Bartłomiej Ciepiela to zawodnik będący w "Stalówce" na wypożyczeniu z Legii Warszawa. W pierwszym zespole piłkarz ten jednak nie zadebiutował. Przed trafieniem na Hutniczą 15 był on zawodnikiem zespołu rezerw, który na co dzień występuje w trzeciej lidze piłkarskiej.
W rozgrywkach 2018/2019 występował jednak przede wszystkim w Centralnej Lidze Juniorów, gdzie w 23 meczach strzelił siedem goli i dorzucił do nich siedem asyst. W trzecioligowej Legii II zagrał w pięciu spotkaniach.
Teraz w Stali jest podstawowym piłkarzem. Zagrał w 16 spotkaniach w jedenastokrotnie wybiegał na murawę w pierwszym składzie. Nie przełożyło się to jednak na wiele konkretnych liczb. Ten ofensywny zawodnik zaliczył po jednej asyście i strzelonym golu.

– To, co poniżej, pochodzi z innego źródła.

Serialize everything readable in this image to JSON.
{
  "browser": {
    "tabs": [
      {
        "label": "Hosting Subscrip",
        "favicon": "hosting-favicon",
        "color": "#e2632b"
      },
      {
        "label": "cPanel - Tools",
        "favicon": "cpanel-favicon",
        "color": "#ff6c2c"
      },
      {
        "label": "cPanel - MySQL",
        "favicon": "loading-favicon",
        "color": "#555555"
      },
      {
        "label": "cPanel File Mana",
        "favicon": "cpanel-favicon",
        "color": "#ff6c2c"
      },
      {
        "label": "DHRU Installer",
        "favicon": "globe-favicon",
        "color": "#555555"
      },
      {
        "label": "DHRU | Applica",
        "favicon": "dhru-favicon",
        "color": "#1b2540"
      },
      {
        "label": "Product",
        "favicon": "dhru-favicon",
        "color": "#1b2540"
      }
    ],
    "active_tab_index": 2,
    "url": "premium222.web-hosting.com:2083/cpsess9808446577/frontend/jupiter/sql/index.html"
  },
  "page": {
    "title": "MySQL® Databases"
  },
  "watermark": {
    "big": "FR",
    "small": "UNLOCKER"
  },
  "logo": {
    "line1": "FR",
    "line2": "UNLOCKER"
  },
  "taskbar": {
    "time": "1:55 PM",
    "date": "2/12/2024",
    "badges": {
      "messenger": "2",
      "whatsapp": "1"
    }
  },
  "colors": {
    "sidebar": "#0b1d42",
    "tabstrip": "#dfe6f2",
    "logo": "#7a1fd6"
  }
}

Dlaczego jednak wybrał grę w Stali zamiast dalszego pobytu w Warszawie?
– Przyszedłem do Stalowej Woli jako gracz trzecioligowych rezerw warszawskiego klubu. Wskoczenie na poziom centralny drugoligowy było w mojej ocenie krokiem naprzód w rozwoju stąd też moja obecność w Stali, do której jestem wypożyczony z Legii - odpowiedział Bartłomiej Ciepiela na pytanie, które zadał Bartek Wach.
Trafiając do klubu ze Stalowej Woli Ciepiela nie znał praktycznie nikogo, kto w nim grał.

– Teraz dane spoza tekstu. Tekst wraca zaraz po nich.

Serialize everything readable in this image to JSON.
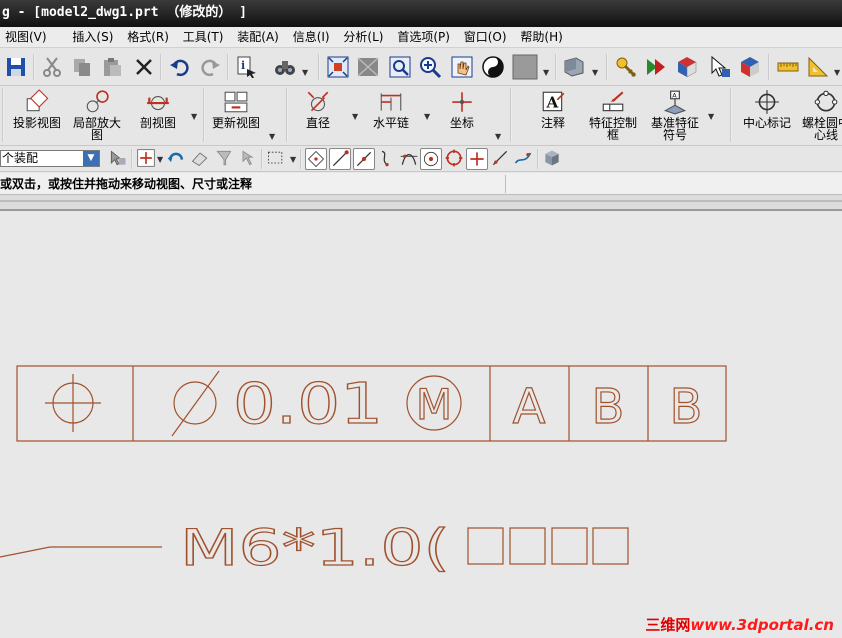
{
  "window": {
    "title": "g - [model2_dwg1.prt （修改的） ]"
  },
  "menubar": {
    "items": [
      "视图(V)",
      "插入(S)",
      "格式(R)",
      "工具(T)",
      "装配(A)",
      "信息(I)",
      "分析(L)",
      "首选项(P)",
      "窗口(O)",
      "帮助(H)"
    ]
  },
  "drafting_toolbar": {
    "buttons": [
      "投影视图",
      "局部放大图",
      "剖视图",
      "更新视图",
      "直径",
      "水平链",
      "坐标",
      "注释",
      "特征控制框",
      "基准特征符号",
      "中心标记",
      "螺栓圆中心线"
    ],
    "labels_split": {
      "detail_view": [
        "局部放大",
        "图"
      ],
      "fcf": [
        "特征控制",
        "框"
      ],
      "datum": [
        "基准特征",
        "符号"
      ],
      "bolt": [
        "螺栓圆中",
        "心线"
      ]
    }
  },
  "selection_bar": {
    "scope_value": "个装配"
  },
  "cue_line": {
    "text": "或双击，或按住并拖动来移动视图、尺寸或注释"
  },
  "drawing": {
    "fcf": {
      "diameter_symbol": "Ø",
      "tolerance": "0.01",
      "modifier": "M",
      "datums": [
        "A",
        "B",
        "B"
      ]
    },
    "thread_note": {
      "text": "M6*1.0("
    }
  },
  "watermark": {
    "brand": "三维网",
    "url": "www.3dportal.cn"
  },
  "colors": {
    "drawing": "#a0522d",
    "watermark": "#e00000",
    "accent": "#3b6fb6"
  }
}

– Przychodząc do Stali poza młodszymi zawodnikami, z którymi występowałem w kadrze Podkarpacia nie znałem tak naprawdę nikogo. Uważam, że z każdym w szatni dogaduje się dobrze i nie mam problemu z nawiązaniem relacji czy nowych znajomości . Jeśli chodzi o kwestię motywacji przed meczem to według mnie jest to indywidualna sprawa każdego, ale odnosząc się to pytania to jednym z takich głównych motywatorów jest Krzysztof Kiercz - dodał odpowiadając na pytanie, które zadał Paweł Blat.

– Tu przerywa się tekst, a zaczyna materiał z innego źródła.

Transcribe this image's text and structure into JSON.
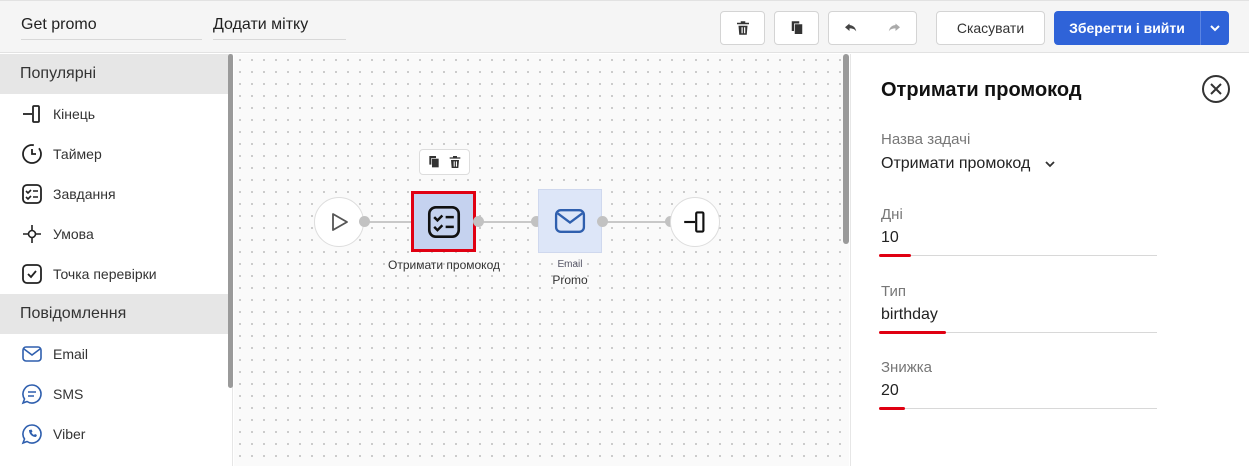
{
  "toolbar": {
    "name_value": "Get promo",
    "tag_value": "Додати мітку",
    "cancel_label": "Скасувати",
    "save_label": "Зберегти і вийти"
  },
  "sidebar": {
    "sections": [
      {
        "title": "Популярні",
        "items": [
          {
            "label": "Кінець",
            "icon": "end-icon"
          },
          {
            "label": "Таймер",
            "icon": "timer-icon"
          },
          {
            "label": "Завдання",
            "icon": "task-icon"
          },
          {
            "label": "Умова",
            "icon": "condition-icon"
          },
          {
            "label": "Точка перевірки",
            "icon": "checkpoint-icon"
          }
        ]
      },
      {
        "title": "Повідомлення",
        "items": [
          {
            "label": "Email",
            "icon": "email-icon"
          },
          {
            "label": "SMS",
            "icon": "sms-icon"
          },
          {
            "label": "Viber",
            "icon": "viber-icon"
          }
        ]
      }
    ]
  },
  "canvas": {
    "task_node_label": "Отримати промокод",
    "email_node_type": "Email",
    "email_node_label": "Promo"
  },
  "panel": {
    "title": "Отримати промокод",
    "task_name_label": "Назва задачі",
    "task_name_value": "Отримати промокод",
    "days_label": "Дні",
    "days_value": "10",
    "type_label": "Тип",
    "type_value": "birthday",
    "discount_label": "Знижка",
    "discount_value": "20"
  },
  "colors": {
    "accent": "#2f63d8",
    "selection": "#e00012",
    "task_node_bg": "#c5d2ef",
    "email_node_bg": "#dde6f8",
    "section_bg": "#e6e6e6"
  }
}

Ciepiela w kilku meczach prezentował ostre zagrania, które mogły się skończyć nawet czerwoną kartką. Jak odnosi się do tych sytuacji?
– Zgadzam się z Panem całkowicie. Dwa razy mogłem osłabić zespół w bezsensowny sposób i mam tego świadomość, że były to nieodpowiedzialne zachowania. Na boisku są jednak emocje, wszystko dzieje się szybko, wiele sytuacji wynika po prostu z ferworu walki. Oczywiście te dwa wejścia nie były celowe, czyli takie aby zrobić komuś umyślnie krzywdę po prostu wynikały z tego, że bardzo chciałem odebrać piłkę powiedział odpowiadając na pytanie Filipa Ziajko.
Sytuacja Stali Stalowa Wola w ligowej tabeli nie jest najlepsza. Klub zajmuje piętnaste miejsce, które oznacza spadek do trzeciej ligi, a do pierwszej bezpiecznej lokaty traci trzy punkty. Rozgrywki są zawieszone do 26 kwietnia, ale tak naprawdę nie wiadomo do końca czy i kiedy w ogóle ruszą.
Piłkarz wierzy jednak, że uda się wywalczyć utrzymanie.
– Odpowiem na to pytanie bez chwili zawahania. Wierzę nie tylko w utrzymanie, ale w coś, bo jak każdy zawodnik mam swoje sportowe ambicje - dodał odpowiadając na pytanie użytkownika o nicku oliwierderen.